My mother is in Sainsbury’s. She bumps into her Pilates teacher. They begin to chat.
What could be more middle-class? What could be more Middle England? It sounds like the opening scene in The Archers. Or the Saturday morning of Radio 4 listeners across the land. But what happens next is a little less predictable.
My mum meets her teacher, Kate*, with a big smile. “How are you?” Now in retirement, my mum structures her week around her many exercise classes (Zumba is her favourite, especially the “hip-hop moves”). She never misses a class (or a beat, by the sounds of things) and knows all her teachers well.
Kate is talking quickly; there are tears in her eyes. Her voice is rushed and panicked. “Are you OK?” my mum asks.
But poverty doesn't have a face – we just ascribe it one to suit a narrative that props up power structures and keeps everyone firmly in place
Kate explains that she can’t afford anything in Sainsbury’s. And by that she means she can’t afford to feed her daughter, who is in primary school. And she can’t take on more teaching classes because she can’t afford the childcare. And she doesn’t know what to do. And she feels like such a failure. And the tears fall. And, and, and.
"Do you think I could go to the food bank?" she says, nervously.
“Go," my mum tells her. “That’s why it’s there.”

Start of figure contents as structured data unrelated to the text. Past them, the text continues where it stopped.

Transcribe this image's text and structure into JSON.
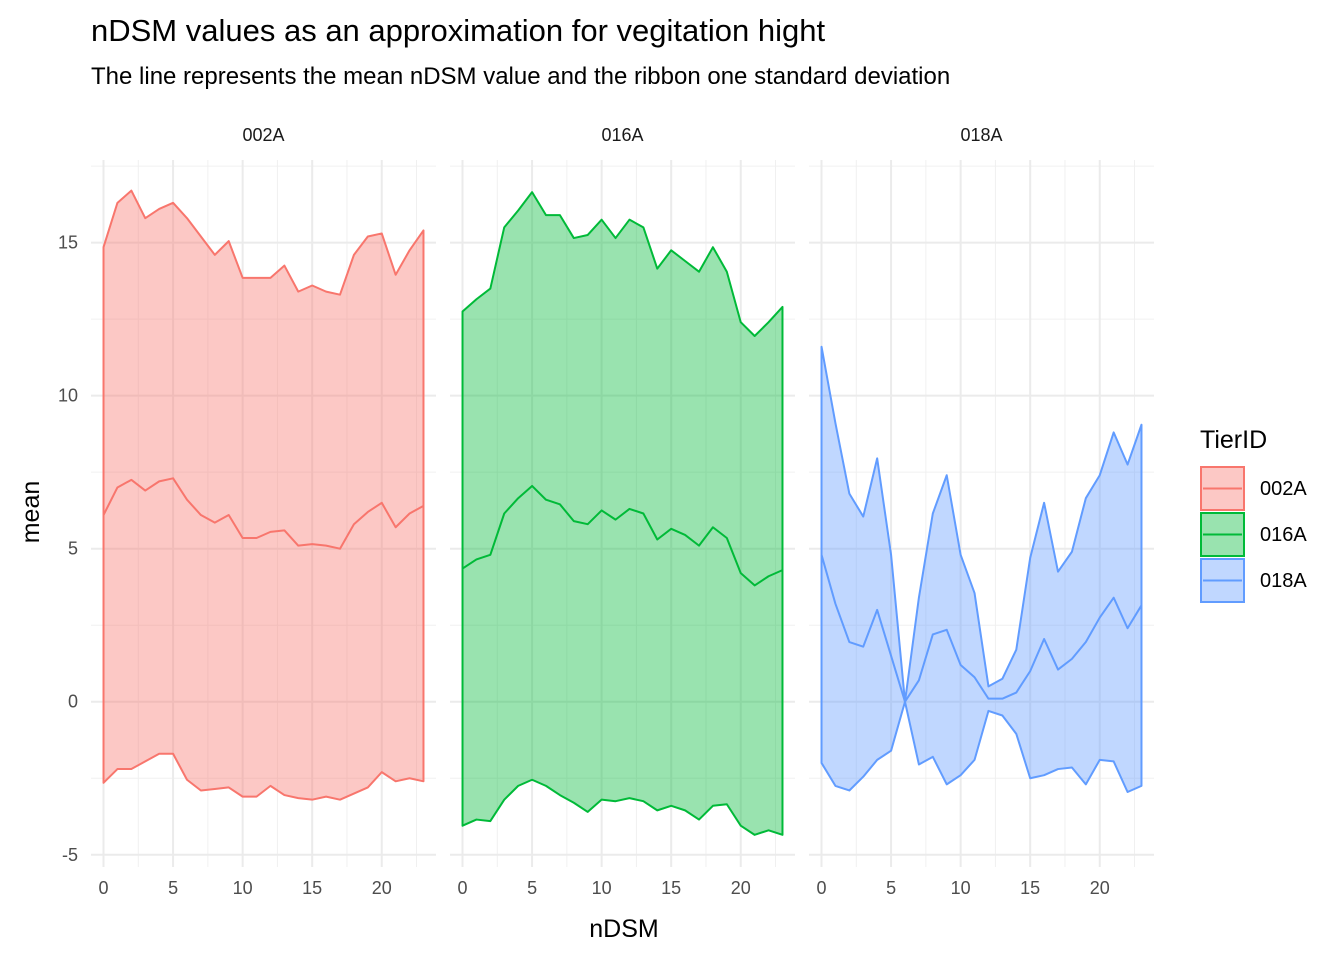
{
  "chart_data": {
    "type": "area",
    "title": "nDSM values as an approximation for vegitation hight",
    "subtitle": "The line represents the mean nDSM value and the ribbon one standard deviation",
    "xlabel": "nDSM",
    "ylabel": "mean",
    "xlim": [
      -0.9,
      23.9
    ],
    "ylim": [
      -5.4,
      17.7
    ],
    "x_ticks": [
      0,
      5,
      10,
      15,
      20
    ],
    "y_ticks": [
      -5,
      0,
      5,
      10,
      15
    ],
    "x_tick_labels": [
      "0",
      "5",
      "10",
      "15",
      "20"
    ],
    "y_tick_labels": [
      "-5",
      "0",
      "5",
      "10",
      "15"
    ],
    "grid": true,
    "legend": {
      "title": "TierID",
      "position": "right"
    },
    "x": [
      0,
      1,
      2,
      3,
      4,
      5,
      6,
      7,
      8,
      9,
      10,
      11,
      12,
      13,
      14,
      15,
      16,
      17,
      18,
      19,
      20,
      21,
      22,
      23
    ],
    "series": [
      {
        "name": "002A",
        "panel": "002A",
        "color": "#F8766D",
        "mean": [
          6.1,
          7.0,
          7.25,
          6.9,
          7.2,
          7.3,
          6.6,
          6.1,
          5.85,
          6.1,
          5.35,
          5.35,
          5.55,
          5.6,
          5.1,
          5.15,
          5.1,
          5.0,
          5.8,
          6.2,
          6.5,
          5.7,
          6.15,
          6.4
        ],
        "upper": [
          14.85,
          16.3,
          16.7,
          15.8,
          16.1,
          16.3,
          15.8,
          15.2,
          14.6,
          15.05,
          13.85,
          13.85,
          13.85,
          14.25,
          13.4,
          13.6,
          13.4,
          13.3,
          14.6,
          15.2,
          15.3,
          13.95,
          14.75,
          15.4
        ],
        "lower": [
          -2.65,
          -2.2,
          -2.2,
          -1.95,
          -1.7,
          -1.7,
          -2.55,
          -2.9,
          -2.85,
          -2.8,
          -3.1,
          -3.1,
          -2.75,
          -3.05,
          -3.15,
          -3.2,
          -3.1,
          -3.2,
          -3.0,
          -2.8,
          -2.3,
          -2.6,
          -2.5,
          -2.6
        ]
      },
      {
        "name": "016A",
        "panel": "016A",
        "color": "#00BA38",
        "mean": [
          4.35,
          4.65,
          4.8,
          6.15,
          6.65,
          7.05,
          6.6,
          6.45,
          5.9,
          5.8,
          6.25,
          5.95,
          6.3,
          6.15,
          5.3,
          5.65,
          5.45,
          5.1,
          5.7,
          5.35,
          4.2,
          3.8,
          4.1,
          4.3
        ],
        "upper": [
          12.75,
          13.15,
          13.5,
          15.5,
          16.05,
          16.65,
          15.9,
          15.9,
          15.15,
          15.25,
          15.75,
          15.15,
          15.75,
          15.5,
          14.15,
          14.75,
          14.4,
          14.05,
          14.85,
          14.05,
          12.4,
          11.95,
          12.4,
          12.9
        ],
        "lower": [
          -4.05,
          -3.85,
          -3.9,
          -3.2,
          -2.75,
          -2.55,
          -2.75,
          -3.05,
          -3.3,
          -3.6,
          -3.2,
          -3.25,
          -3.15,
          -3.25,
          -3.55,
          -3.4,
          -3.55,
          -3.85,
          -3.4,
          -3.35,
          -4.05,
          -4.35,
          -4.2,
          -4.35
        ]
      },
      {
        "name": "018A",
        "panel": "018A",
        "color": "#619CFF",
        "mean": [
          4.8,
          3.2,
          1.95,
          1.8,
          3.0,
          1.5,
          0.0,
          0.7,
          2.2,
          2.35,
          1.2,
          0.8,
          0.1,
          0.1,
          0.3,
          1.0,
          2.05,
          1.05,
          1.4,
          1.95,
          2.75,
          3.4,
          2.4,
          3.15
        ],
        "upper": [
          11.6,
          9.1,
          6.8,
          6.05,
          7.95,
          4.8,
          0.0,
          3.4,
          6.15,
          7.4,
          4.8,
          3.55,
          0.5,
          0.75,
          1.7,
          4.7,
          6.5,
          4.25,
          4.9,
          6.65,
          7.4,
          8.8,
          7.75,
          9.05
        ],
        "lower": [
          -2.0,
          -2.75,
          -2.9,
          -2.45,
          -1.9,
          -1.6,
          0.0,
          -2.05,
          -1.8,
          -2.7,
          -2.4,
          -1.9,
          -0.3,
          -0.45,
          -1.05,
          -2.5,
          -2.4,
          -2.2,
          -2.15,
          -2.7,
          -1.9,
          -1.95,
          -2.95,
          -2.75
        ]
      }
    ]
  }
}
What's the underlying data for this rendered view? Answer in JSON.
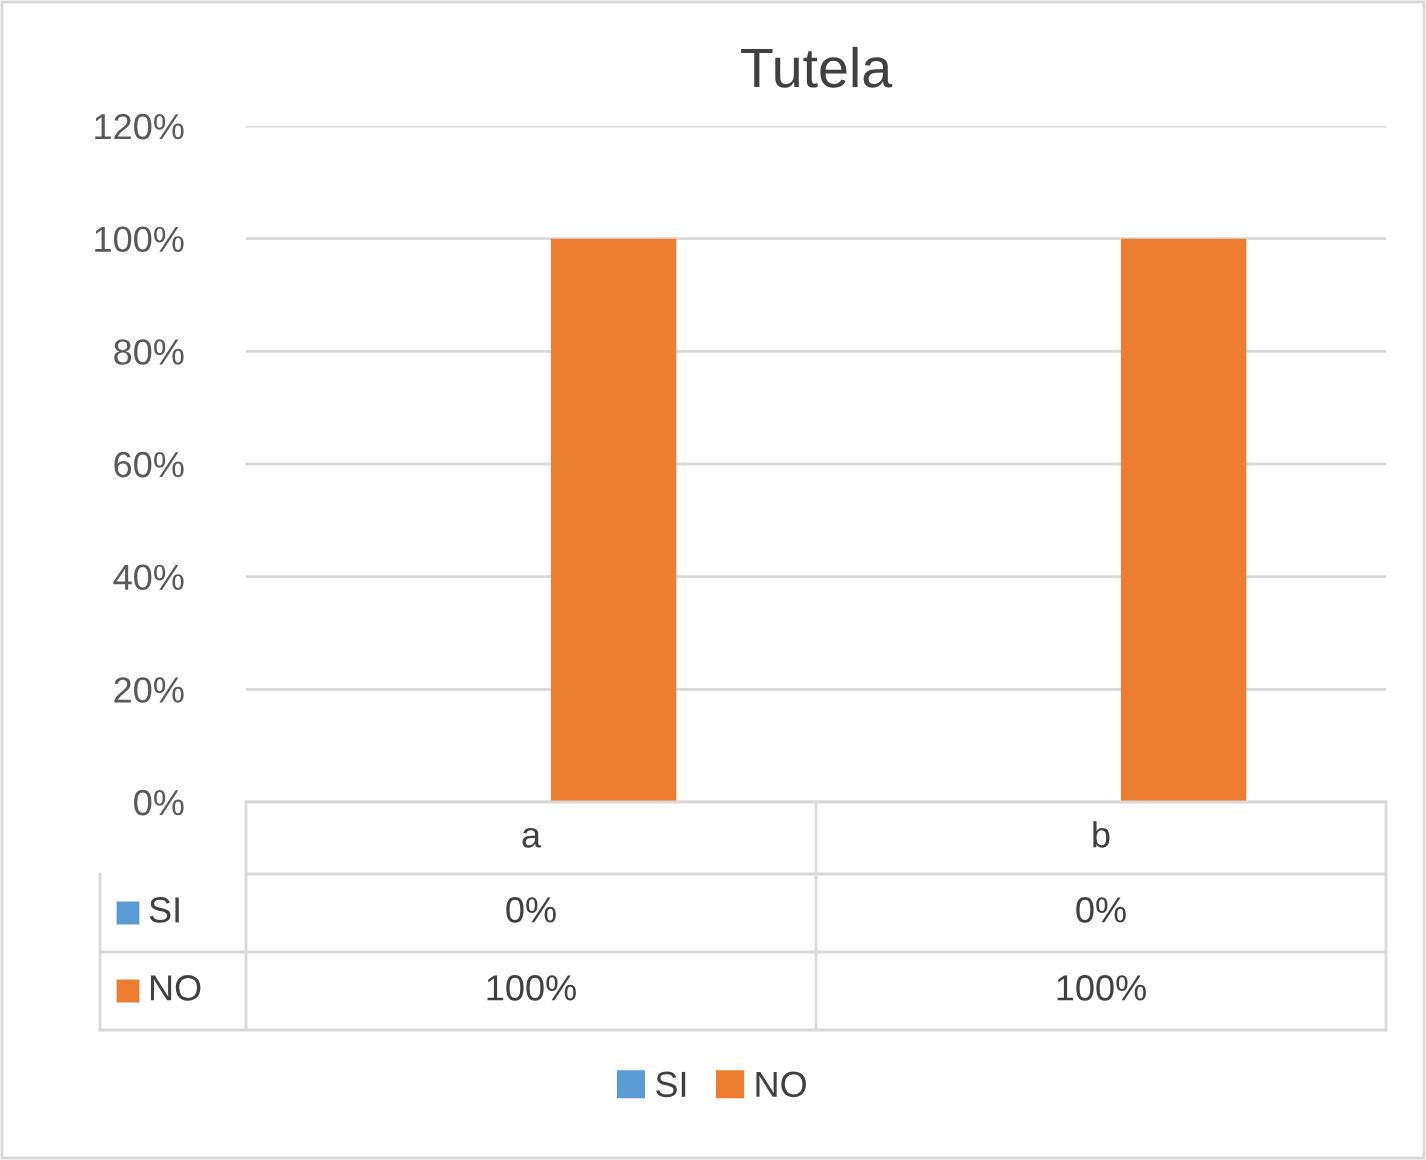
{
  "chart_data": {
    "type": "bar",
    "title": "Tutela",
    "categories": [
      "a",
      "b"
    ],
    "series": [
      {
        "name": "SI",
        "color": "#5b9bd5",
        "values": [
          0,
          0
        ],
        "value_labels": [
          "0%",
          "0%"
        ]
      },
      {
        "name": "NO",
        "color": "#ed7d31",
        "values": [
          100,
          100
        ],
        "value_labels": [
          "100%",
          "100%"
        ]
      }
    ],
    "ylim": [
      0,
      120
    ],
    "yticks": [
      {
        "value": 0,
        "label": "0%"
      },
      {
        "value": 20,
        "label": "20%"
      },
      {
        "value": 40,
        "label": "40%"
      },
      {
        "value": 60,
        "label": "60%"
      },
      {
        "value": 80,
        "label": "80%"
      },
      {
        "value": 100,
        "label": "100%"
      },
      {
        "value": 120,
        "label": "120%"
      }
    ],
    "grid": "y",
    "legend": "bottom"
  }
}
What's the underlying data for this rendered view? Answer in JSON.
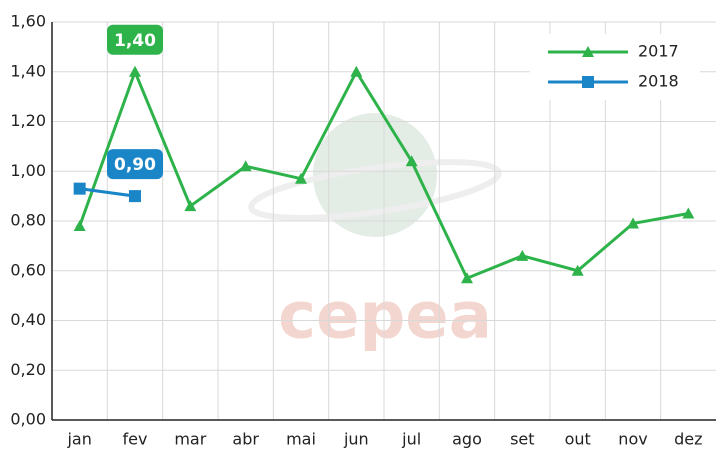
{
  "chart_data": {
    "type": "line",
    "categories": [
      "jan",
      "fev",
      "mar",
      "abr",
      "mai",
      "jun",
      "jul",
      "ago",
      "set",
      "out",
      "nov",
      "dez"
    ],
    "series": [
      {
        "name": "2017",
        "color": "#2db34a",
        "marker": "triangle",
        "values": [
          0.78,
          1.4,
          0.86,
          1.02,
          0.97,
          1.4,
          1.04,
          0.57,
          0.66,
          0.6,
          0.79,
          0.83
        ],
        "value_labels": [
          null,
          "1,40",
          null,
          null,
          null,
          null,
          null,
          null,
          null,
          null,
          null,
          null
        ]
      },
      {
        "name": "2018",
        "color": "#1a86c8",
        "marker": "square",
        "values": [
          0.93,
          0.9,
          null,
          null,
          null,
          null,
          null,
          null,
          null,
          null,
          null,
          null
        ],
        "value_labels": [
          null,
          "0,90",
          null,
          null,
          null,
          null,
          null,
          null,
          null,
          null,
          null,
          null
        ]
      }
    ],
    "ylim": [
      0,
      1.6
    ],
    "yticks": [
      {
        "value": 0,
        "label": "0,00"
      },
      {
        "value": 0.2,
        "label": "0,20"
      },
      {
        "value": 0.4,
        "label": "0,40"
      },
      {
        "value": 0.6,
        "label": "0,60"
      },
      {
        "value": 0.8,
        "label": "0,80"
      },
      {
        "value": 1.0,
        "label": "1,00"
      },
      {
        "value": 1.2,
        "label": "1,20"
      },
      {
        "value": 1.4,
        "label": "1,40"
      },
      {
        "value": 1.6,
        "label": "1,60"
      }
    ],
    "grid": true,
    "legend": "top-right",
    "watermark": "cepea"
  }
}
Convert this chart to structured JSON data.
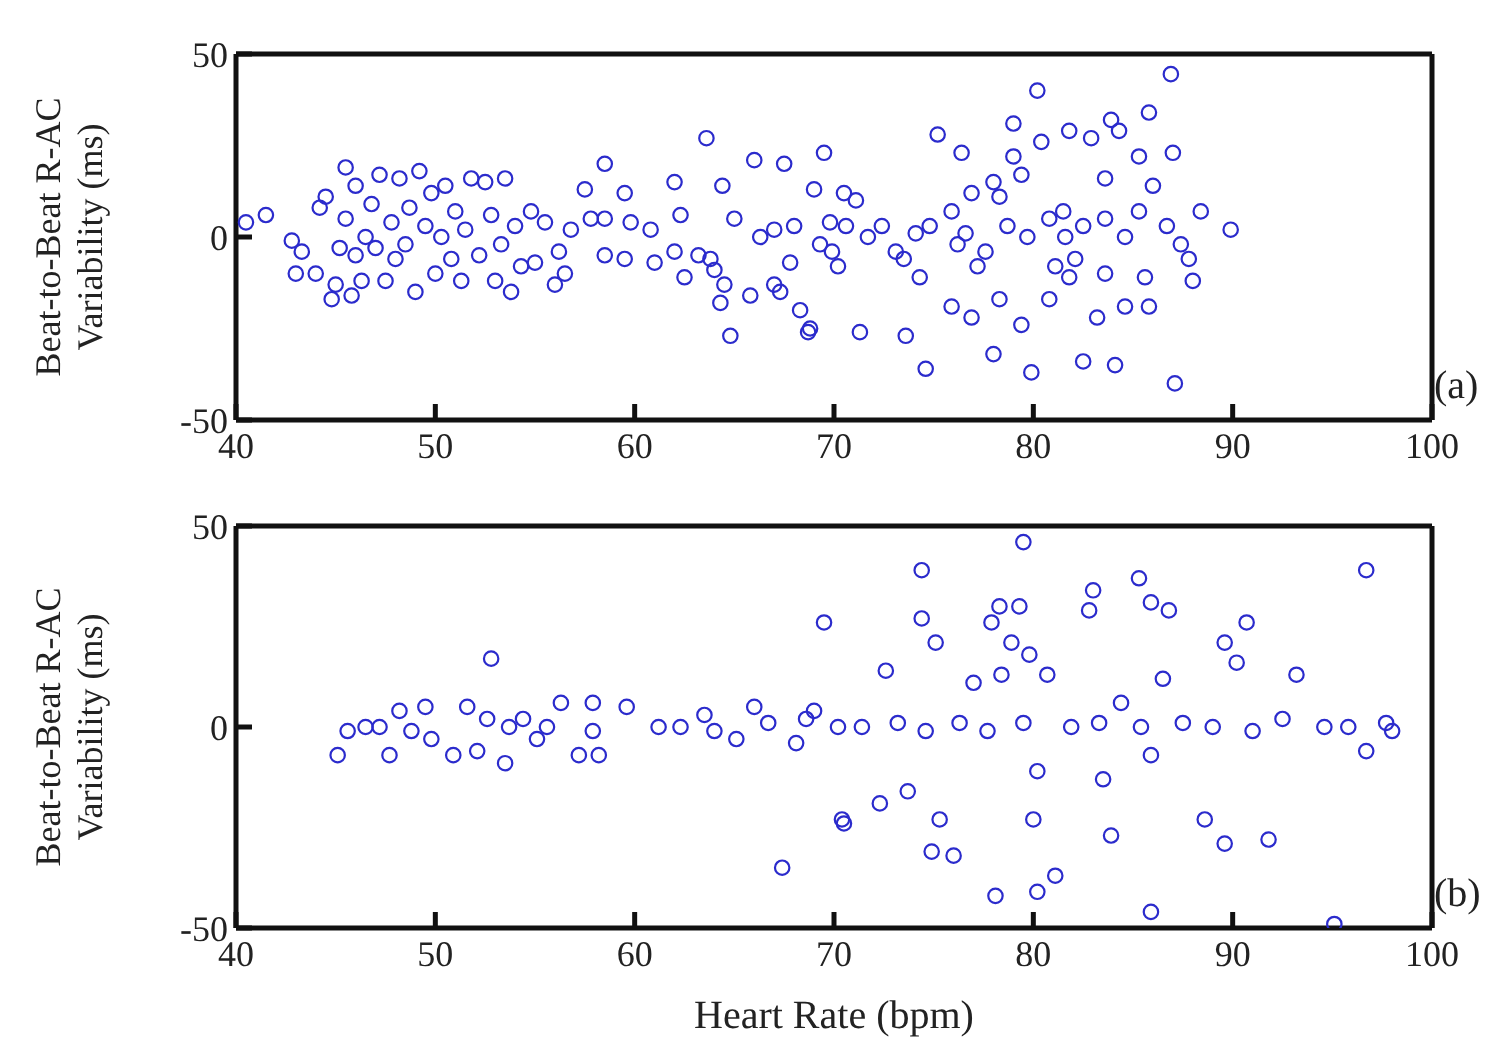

It has been the summer of hunger for many children in this country. A food bank in West Sussex announced it has been handing out double the amount of meals to kids compared with last year. A food bank in Cornwall said that children are “starving”, despite handing out over 10,000 meals each month. Donovan Gardner told ITV News: “You know we get children in here and they see some sweets which have been given to us and they fall on them as if they've never seen sweets before… We’ve had ladies and men come in here, tears running down their face, and said I've never done this before. I've worked for 40 years and I've suddenly got made redundant and they stand there with a voucher in their hand and they're almost afraid to think that we're going to give them the third degree.” Brent, Clydebank, Devon, London – it’s the same story across the country. More children than ever are hungry because their parents can’t afford to buy food because a succession of Conservative governments have unpicked the welfare of this country with the agility and ruthlessness of Edward Scissorhands.
Mostly, I think, we have still a Victorian idea of poverty: those who are the most poor have probably brought it upon themselves. Or, that’s at least what the voting habits of our government would suggest. We sneer and jeer at poor people via Channel 4 documentaries or benefit scandals in The Sun. A few years ago, The Times sent the now-foreign secretary's sister to Lidl as if some sort of anthropological experiment, replacing her usual Notting Hill fare, plus a £150 Ocado delivery. Her verdict? “I am used to entering a supermarket to the toasty aromas of baking bread and freshly ground coffee. This was like entering a morgue, only colder and deader somehow.” I wonder if it was as cold and dead as a starving six-year-old. When I go to Lidl in Peckham, it’s less witty lifestyle feature and more lifeline. Perhaps Rachel Johnson thinks poverty is a joke; after all, Jacob Rees-Mogg thinks people using food banks is “rather uplifting".
Our notions of poverty have to be transformed, not least so we don’t perpetuate a classist culture of shame and division, but also because it’s a growing problem. Around 100,000 children fell into poverty in 2015-2016 and analysts predict this pattern will continue. Thirty per cent of British children are now classified as poor and two-thirds of them are from working families. Just like Kate's daughter.
But we're not very good at translating data into humans. A Pilates teacher living in a Conservative town on the south coast is not who most of us imagine to be queueing in a food bank. Why? Because she’s in work, primarily, but also because she doesn’t fit with our archaic notions of poverty – she’s skilled, entrepreneurial, independent, helping middle-class women like my mum become a bit bendier. But poverty doesn't have a face – we just ascribe it one to suit a narrative that props up power structures and keeps everyone firmly in place.
When Theresa May became prime minister, she said that she would fight “against the burning injustice that, if you’re born poor, you will die on average nine years earlier than others”. Instead, May has been fighting mostly against her own party. And the burning injustice continues to burn brightly and viciously. Children are on the sharp end. They are hungry. Meanwhile, the architects of these cuts go back to their Notting Hill Waitrose, get book deals or edit newspapers. Oh, how that injustice burns.
But data *does* become human when they are stood in front of you, in broad daylight, quietly crying in a supermarket because they don’t know how to feed their child – even though they are working hard and doing everything they can. Like tens of thousands of people, Kate is no longer "just about managing". She's not managing.
So, please, Mr Rees-Mogg, tell me: what’s uplifting about this picture?